Kommunalwahl 2020

CDU Gelsenkirchen wirft SPD „schmutzigen Wahlkampfstil“ vor

Ex-OB Oliver Wittke: „Das politische Niveau der Gelsenkirchener-SPD hat einen neuen Tiefpunkt erreicht“.

Ex-OB Oliver Wittke: „Das politische Niveau der Gelsenkirchener-SPD hat einen neuen Tiefpunkt erreicht“.

Foto: Ingo Otto / FUNKE Foto Services

Gelsenkirchen.  Nach Vorwürfen um Anti-Isreal-Posts von Malte Stuckmann kritisieren CDU und Ex-OB Wittke die Sozialdemokraten für „Fake News“ und AfD-Methoden.

Der CDU-Bundestagsabgeordnete und frühere Oberbürgermeister Oliver Wittke, wirft der SPD vor, in dem diesjährigen Kommunalwahlkampf die „dicke Dreckschleuder“ herausgeholt zu haben. Damit reagiert Wittke auf die Kritik von SPD-Fraktionschef Klaus Haertel, Unionskandidat Malte Stuckmann habe nach „fadenscheinigen Ausreden“ um ein angeblich antiisraelisches Facebook-Foto aus dem Jahr 2014 bewiesen, dass er für das Amt des Oberbürgermeisters „kein Format“ habe.

„Offensichtlich sollen persönliche Angriffe und Herabsetzungen die inhaltliche Auseinandersetzung ersetzen. Das zeigt, dass bei der SPD die Nerven blank liegen“, teilte Wittke mit. Das politische Niveau der Sozialdemokraten habe damit „einen neuen Tiefpunkt“ erreicht. „Wenn es in solchen Stilfragen keinen Konsens der Demokratie mehr gibt, betreibt die SPD das Spiel der AfD“, so Wittke. Fairnessabkommen für den Wahlkampf könne man sich so künftig sparen. Der Ex-OB kritisiert zudem, dass Karin Welge, die SPD-Bewerberin für das OB-Amt, zu den Vorfällen schweige.

CDU spricht von „abwegiger Polit-Posse“

Mit ähnlich scharfen Worten haben auch der CDU-Kreisvorsitzende Sascha Kurth und CDU-Fraktionschef Wolfgang Heinberg zu den Anschuldigungen der SPD Stellung genommen. „Wer wie die SPD Fake-News einsetzt, um sich nach Jahren der Misswirtschaft an der Macht zu halten, disqualifiziert sich vollständig“, heißt es in einer CDU-Mitteilung. Die SPD setze ihre „Schmutzkampagne“ fort.
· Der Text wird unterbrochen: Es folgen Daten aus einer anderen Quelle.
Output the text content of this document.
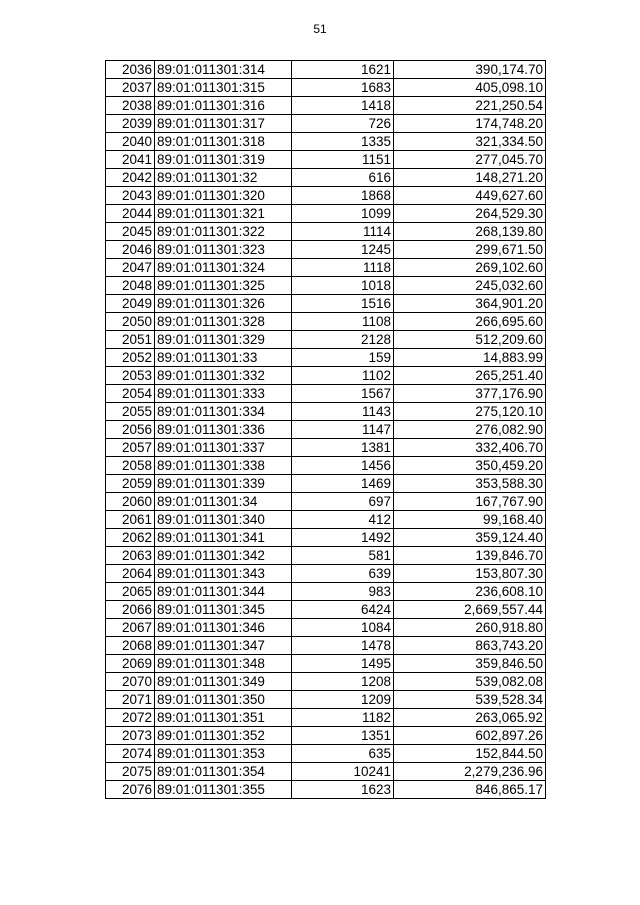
51
2036	89:01:011301:314	1621	390,174.70
2037	89:01:011301:315	1683	405,098.10
2038	89:01:011301:316	1418	221,250.54
2039	89:01:011301:317	726	174,748.20
2040	89:01:011301:318	1335	321,334.50
2041	89:01:011301:319	1151	277,045.70
2042	89:01:011301:32	616	148,271.20
2043	89:01:011301:320	1868	449,627.60
2044	89:01:011301:321	1099	264,529.30
2045	89:01:011301:322	1114	268,139.80
2046	89:01:011301:323	1245	299,671.50
2047	89:01:011301:324	1118	269,102.60
2048	89:01:011301:325	1018	245,032.60
2049	89:01:011301:326	1516	364,901.20
2050	89:01:011301:328	1108	266,695.60
2051	89:01:011301:329	2128	512,209.60
2052	89:01:011301:33	159	14,883.99
2053	89:01:011301:332	1102	265,251.40
2054	89:01:011301:333	1567	377,176.90
2055	89:01:011301:334	1143	275,120.10
2056	89:01:011301:336	1147	276,082.90
2057	89:01:011301:337	1381	332,406.70
2058	89:01:011301:338	1456	350,459.20
2059	89:01:011301:339	1469	353,588.30
2060	89:01:011301:34	697	167,767.90
2061	89:01:011301:340	412	99,168.40
2062	89:01:011301:341	1492	359,124.40
2063	89:01:011301:342	581	139,846.70
2064	89:01:011301:343	639	153,807.30
2065	89:01:011301:344	983	236,608.10
2066	89:01:011301:345	6424	2,669,557.44
2067	89:01:011301:346	1084	260,918.80
2068	89:01:011301:347	1478	863,743.20
2069	89:01:011301:348	1495	359,846.50
2070	89:01:011301:349	1208	539,082.08
2071	89:01:011301:350	1209	539,528.34
2072	89:01:011301:351	1182	263,065.92
2073	89:01:011301:352	1351	602,897.26
2074	89:01:011301:353	635	152,844.50
2075	89:01:011301:354	10241	2,279,236.96
2076	89:01:011301:355	1623	846,865.17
Haertels Vorwürfe, Stuckmann habe „nur Ausreden“ bei der Kritik um das pro-palästinensische und inzwischen nicht mehr auffindbare Facebook-Bild gefunden, bezeichnen die Christdemokraten als „unseriöse Anwürfe und Falschbehauptungen“. Die Äußerungen seien nicht nur „schäbig, sondern demokratiefeindlich“, man habe die Absicht, Stuckmann „in eine Debatte hineinzuziehen, die auf Lügen aufgebaut ist“. All dies zeuge von einem „schmutzigen Wahlkampfstil und abwegigen, absurden Polit-Possen“.

Worum es in dem Streit geht

Die harte Auseinandersetzung unter den Parteien geht zurück auf einen Beitrag des Blogs „Ruhrbarone“, in dem Stuckmann vorgeworfen wurde, mit einem Bild auf Facebook 2014 Partei für die Palästinenser im Nahost-Konflikt ergriffen zu haben. Darauf zu sehen ist das umstrittene Foto, auf dem ein Palästinenser den Mund von einem Israeli zugehalten bekommt. Stuckmann hatte der WAZ gegenüber erklärt, dass er sich nicht an das Bild erinnern könne und dieses nicht seine politische Überzeugung widerspiegele. Die SPD veröffentlichte folgend ein Bildschirmfoto, das vom August stammen und das umstrittene Foto in Stuckmanns Bilderordner zeigen soll.